Eu aprendi a odiar Ivone muito tempo antes de nos conhecermos. Já havia até mesmo me juntado à turma que a chamava de Vilone, trocadilho tirado de uma vilã de novela. Pois era uma vilã, a Ivone. Mas acho que ela nunca ficou sabendo desse apelido. Eu sabia que ela existia por meio de uma amiga que trabalhava com ela. As informações que chegavam até mim não eram muito animadoras. Ivone passava o dia inteiro falando de si no trabalho. Todo mundo concentrado na frente do computador, e ela lá, lembrando a todos de como era desejada pelos homens e de como era luxuosa a vida que levava.
Ela era, de fato, muito bonita, e imagino que levasse mesmo algumas das cantadas de que se vangloriava. Também parecia manter mesmo um alto padrão de vida, a ponto de se dizer, sobre ela, que nunca havia repetido uma roupa. Mas era insuportável à minha amiga, que era de origem bastante humilde, passar o dia inteiro ouvindo o panegírico das conquistas de Ivone. Isso quando Ivone não começava a falar dos seus sofrimentos. Ah, com que orgulho ela não falava dos seus sofrimentos como mulher que havia acabado de se separar e tinha um filho pequeno para cuidar! Minha amiga já começava a nutrir pensamentos homicidas.
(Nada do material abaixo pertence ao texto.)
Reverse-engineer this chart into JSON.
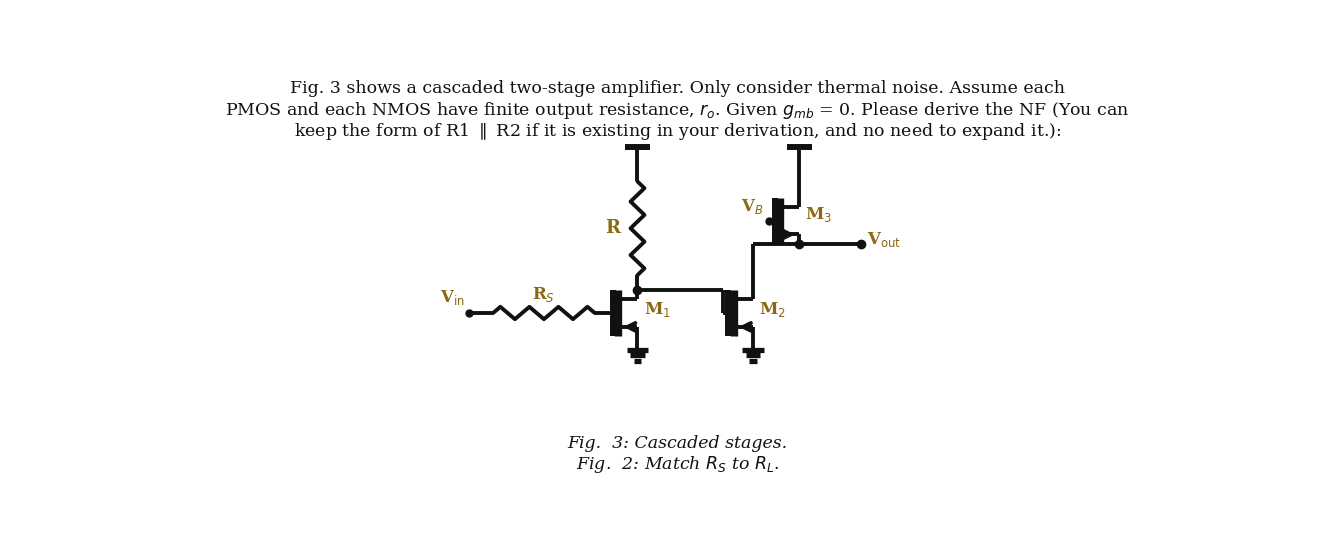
{
  "bg_color": "#ffffff",
  "text_color": "#000000",
  "label_color": "#8B6914",
  "circuit_color": "#111111",
  "lw": 2.8,
  "figsize": [
    13.22,
    5.55
  ],
  "dpi": 100,
  "caption1": "Fig.  3: Cascaded stages.",
  "caption2": "Fig.  2: Match $R_S$ to $R_L$."
}
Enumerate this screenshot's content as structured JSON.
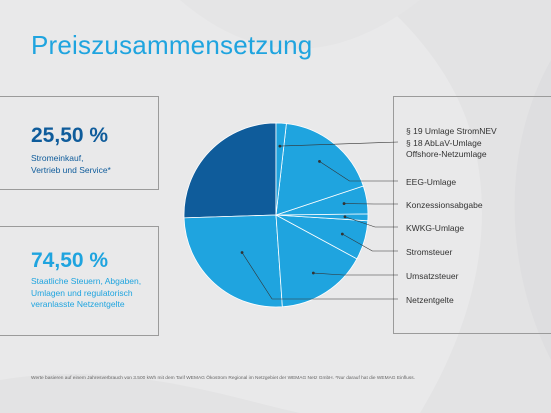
{
  "title": "Preiszusammensetzung",
  "colors": {
    "dark_blue": "#0f5c9b",
    "light_blue": "#1fa4df",
    "background": "#e9e9ea",
    "border": "#9b9b9b"
  },
  "left_panels": [
    {
      "value": "25,50 %",
      "lines": [
        "Stromeinkauf,",
        "Vertrieb und Service*"
      ]
    },
    {
      "value": "74,50 %",
      "lines": [
        "Staatliche Steuern, Abgaben,",
        "Umlagen und regulatorisch",
        "veranlasste Netzentgelte"
      ]
    }
  ],
  "legend": {
    "top_block": [
      "§ 19 Umlage StromNEV",
      "§ 18 AbLaV-Umlage",
      "Offshore-Netzumlage"
    ],
    "items": [
      "EEG-Umlage",
      "Konzessionsabgabe",
      "KWKG-Umlage",
      "Stromsteuer",
      "Umsatzsteuer",
      "Netzentgelte"
    ]
  },
  "footnote": "Werte basieren auf einem Jahresverbrauch von 3.500 kWh mit dem Tarif WEMAG Ökostrom Regional im Netzgebiet der WEMAG Netz GmbH. *Nur darauf hat die WEMAG Einfluss.",
  "chart_data": {
    "type": "pie",
    "title": "Preiszusammensetzung",
    "unit": "%",
    "slices": [
      {
        "name": "Stromeinkauf, Vertrieb und Service",
        "value": 25.5,
        "color": "#0f5c9b"
      },
      {
        "name": "Netzentgelte",
        "value": 25.6,
        "color": "#1fa4df"
      },
      {
        "name": "Umsatzsteuer",
        "value": 16.0,
        "color": "#1fa4df"
      },
      {
        "name": "Stromsteuer",
        "value": 6.9,
        "color": "#1fa4df"
      },
      {
        "name": "KWKG-Umlage",
        "value": 1.2,
        "color": "#1fa4df"
      },
      {
        "name": "Konzessionsabgabe",
        "value": 4.9,
        "color": "#1fa4df"
      },
      {
        "name": "EEG-Umlage",
        "value": 18.1,
        "color": "#1fa4df"
      },
      {
        "name": "§ 19 Umlage StromNEV / § 18 AbLaV-Umlage / Offshore-Netzumlage",
        "value": 1.8,
        "color": "#1fa4df"
      }
    ]
  }
}
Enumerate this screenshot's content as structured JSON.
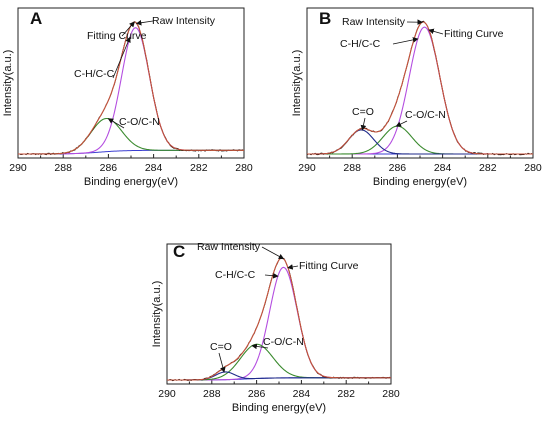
{
  "chart_data": [
    {
      "panel": "A",
      "type": "line",
      "xlabel": "Binding energy(eV)",
      "ylabel": "Intensity(a.u.)",
      "xlim": [
        290,
        280
      ],
      "x_reversed": true,
      "x_ticks": [
        290,
        288,
        286,
        284,
        282,
        280
      ],
      "y_tick_labels": false,
      "background": {
        "start": 0.0,
        "end": 0.03,
        "sigmoid_center": 286.4,
        "sigmoid_width": 0.55
      },
      "peaks": [
        {
          "label": "C-H/C-C",
          "center": 284.8,
          "height": 1.0,
          "fwhm": 1.45,
          "color": "#b44ee0"
        },
        {
          "label": "C-O/C-N",
          "center": 286.1,
          "height": 0.27,
          "fwhm": 1.6,
          "color": "#3a8a2e"
        }
      ],
      "curves": [
        {
          "name": "Raw Intensity",
          "color": "#000000",
          "noise": true
        },
        {
          "name": "Fitting Curve",
          "color": "#c8553d"
        }
      ],
      "annotations": [
        {
          "text": "Raw Intensity"
        },
        {
          "text": "Fitting Curve"
        },
        {
          "text": "C-H/C-C"
        },
        {
          "text": "C-O/C-N"
        }
      ]
    },
    {
      "panel": "B",
      "type": "line",
      "xlabel": "Binding energy(eV)",
      "ylabel": "Intensity(a.u.)",
      "xlim": [
        290,
        280
      ],
      "x_reversed": true,
      "x_ticks": [
        290,
        288,
        286,
        284,
        282,
        280
      ],
      "y_tick_labels": false,
      "background": {
        "start": 0.0,
        "end": 0.0,
        "sigmoid_center": 286.4,
        "sigmoid_width": 0.55
      },
      "peaks": [
        {
          "label": "C-H/C-C",
          "center": 284.8,
          "height": 1.0,
          "fwhm": 1.6,
          "color": "#b44ee0"
        },
        {
          "label": "C-O/C-N",
          "center": 286.0,
          "height": 0.22,
          "fwhm": 1.5,
          "color": "#3a8a2e"
        },
        {
          "label": "C=O",
          "center": 287.6,
          "height": 0.19,
          "fwhm": 1.3,
          "color": "#1f2a8a"
        }
      ],
      "curves": [
        {
          "name": "Raw Intensity",
          "color": "#000000",
          "noise": true
        },
        {
          "name": "Fitting Curve",
          "color": "#c8553d"
        }
      ],
      "annotations": [
        {
          "text": "Raw Intensity"
        },
        {
          "text": "Fitting Curve"
        },
        {
          "text": "C-H/C-C"
        },
        {
          "text": "C=O"
        },
        {
          "text": "C-O/C-N"
        }
      ]
    },
    {
      "panel": "C",
      "type": "line",
      "xlabel": "Binding energy(eV)",
      "ylabel": "Intensity(a.u.)",
      "xlim": [
        290,
        280
      ],
      "x_reversed": true,
      "x_ticks": [
        290,
        288,
        286,
        284,
        282,
        280
      ],
      "y_tick_labels": false,
      "background": {
        "start": 0.0,
        "end": 0.02,
        "sigmoid_center": 286.4,
        "sigmoid_width": 0.55
      },
      "peaks": [
        {
          "label": "C-H/C-C",
          "center": 284.8,
          "height": 1.0,
          "fwhm": 1.45,
          "color": "#b44ee0"
        },
        {
          "label": "C-O/C-N",
          "center": 286.0,
          "height": 0.31,
          "fwhm": 1.7,
          "color": "#3a8a2e"
        },
        {
          "label": "C=O",
          "center": 287.4,
          "height": 0.07,
          "fwhm": 1.0,
          "color": "#1f2a8a"
        }
      ],
      "curves": [
        {
          "name": "Raw Intensity",
          "color": "#000000",
          "noise": true
        },
        {
          "name": "Fitting Curve",
          "color": "#c8553d"
        }
      ],
      "annotations": [
        {
          "text": "Raw Intensity"
        },
        {
          "text": "Fitting Curve"
        },
        {
          "text": "C-H/C-C"
        },
        {
          "text": "C=O"
        },
        {
          "text": "C-O/C-N"
        }
      ]
    }
  ]
}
Eu gostava muito dessa minha amiga e, por isso, também passei a odiar um pouco Vilone.
Todo mundo concentrado na frente do computador, e ela lá, lembrando a todos de como era desejada pelos homens e de como era luxuosa a vida que levava.
O mundo dá voltas e, algum tempo depois, era eu quem devia trabalhar ao lado de Ivone. A imagem terrível que eu já havia formado dela sofreu certo abalo quando me deparei com uma mulher extremamente simpática e sorridente. Ela realmente falava muito durante o trabalho, se enaltecia mais do que seria aceitável e exagerava as suas angústias para atrair a compaixão alheia. Mas ela também me ajudou quando eu precisava aprender, e um dia se ofereceu para me levar de carro a uma exposição que ficava longe. Acabei me acostumando com as suas conversas e os seus vestidos, sempre no apuro da moda.
Um dia ela não quis acompanhar uma reunião de trabalho na antiga rodoferroviária de Brasília. Ela nunca havia estado lá, pois também nem andava de ônibus, e o lugar lhe parecia pouco seguro – e, provavelmente, pobre demais. Esse já era um sinal da insatisfação que ela sentia com o trabalho, que iria crescer, até o dia que explodiu.
Foi em uma reunião da nossa equipe que ela colocou para fora tudo o que sentia. Ela não gostava do nosso silêncio, reclamava que passávamos a manhã inteira calados diante do computador. Queria uma sala mais viva. Sugeriu pintar as paredes, colocar umas cores, não deixar só aquele branco. Até então, ela dizia essas coisas sorrindo. Depois da reunião ela continuou conversando sozinha com a chefe, e foi aí que se exaltou. Disse que ninguém gostava de trabalhar lá, questionou a autoridade, relembrou injustiças, falou que todos estavam contra ela.
Na ocasião eu já havia saído para o almoço e tomado o propósito de tornar um pouco mais tolerável o ambiente de trabalho para ela. Mas não consegui, pois ela foi demitida. Por algum tempo, ela continuou a ser lembrada entre nós, sempre com zombaria. Devo ser o único que guarda dela uma imagem boa – sorridente e ansiosa pelo amor dos outros. A mim ela não engana: quem sorri daquele jeito não pode ser vilã de verdade.